In her final year, Riggs writes, she found particular solace in Montaigne. A conundrum he raised in the essay “That Our Desires Are Augmented by Difficulty” struck her to her core, according to her husband, John, who shared his wife’s devotion to the French philosopher. Montaigne wrote that while others around him were adding fortifications to their homes during an unsafe time, he decided to leave his unbarricaded because “they were only lost by being guarded.” That essay, Riggs writes, also had meaning for Emerson, who describes Montaigne as tasting “every moment of the day,” including the painful ones because only pain enabled him to “feel himself and realize things; as we pinch ourselves to know we are awake.” The words of both men powered Riggs’s determination to keep death constantly in her field of vision without letting it darken every experience—an approach that allowed her moments of true happiness, even at the end, in a hospice room where her children played.

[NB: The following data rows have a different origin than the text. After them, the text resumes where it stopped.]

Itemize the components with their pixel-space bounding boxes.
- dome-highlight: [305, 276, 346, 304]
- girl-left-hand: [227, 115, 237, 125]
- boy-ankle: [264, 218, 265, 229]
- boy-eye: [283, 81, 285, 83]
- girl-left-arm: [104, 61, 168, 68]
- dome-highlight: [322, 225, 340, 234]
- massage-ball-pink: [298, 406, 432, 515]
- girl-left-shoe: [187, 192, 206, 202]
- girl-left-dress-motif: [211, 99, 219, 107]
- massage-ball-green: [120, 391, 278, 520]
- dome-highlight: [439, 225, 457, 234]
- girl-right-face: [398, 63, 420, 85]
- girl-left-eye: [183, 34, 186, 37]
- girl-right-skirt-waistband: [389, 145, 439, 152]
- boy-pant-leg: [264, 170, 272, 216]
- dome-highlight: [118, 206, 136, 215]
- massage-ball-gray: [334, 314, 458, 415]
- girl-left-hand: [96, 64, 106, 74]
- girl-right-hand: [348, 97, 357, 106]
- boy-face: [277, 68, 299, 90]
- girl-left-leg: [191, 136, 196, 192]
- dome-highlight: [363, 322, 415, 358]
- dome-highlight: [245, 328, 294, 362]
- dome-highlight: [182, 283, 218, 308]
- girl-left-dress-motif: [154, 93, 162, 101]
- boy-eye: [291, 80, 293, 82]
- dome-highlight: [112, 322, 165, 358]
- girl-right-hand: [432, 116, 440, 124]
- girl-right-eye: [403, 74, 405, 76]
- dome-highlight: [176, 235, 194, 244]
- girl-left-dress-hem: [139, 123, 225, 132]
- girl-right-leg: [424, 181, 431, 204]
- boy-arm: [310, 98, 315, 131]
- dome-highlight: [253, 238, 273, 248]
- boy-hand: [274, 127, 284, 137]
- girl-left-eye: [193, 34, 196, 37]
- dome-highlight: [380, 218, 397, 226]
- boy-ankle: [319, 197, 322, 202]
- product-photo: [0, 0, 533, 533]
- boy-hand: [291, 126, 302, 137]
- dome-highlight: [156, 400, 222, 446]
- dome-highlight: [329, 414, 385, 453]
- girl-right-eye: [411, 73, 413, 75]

Every book holds within it the potential to ease an aching part of us. Especially, it turns out, as the ache gives way to silence. Riggs died on February 26, 2017. Before she did, she took in the bright hour, when, Emerson tells us, we “cease...to be a prisoner of this sickly body and to become as large as the World.”

I put down The Bright Hour a slightly different, and better, person—unbearably sad and also feeling, as Riggs did, “the hug of the world.” The coffee beside me was cold.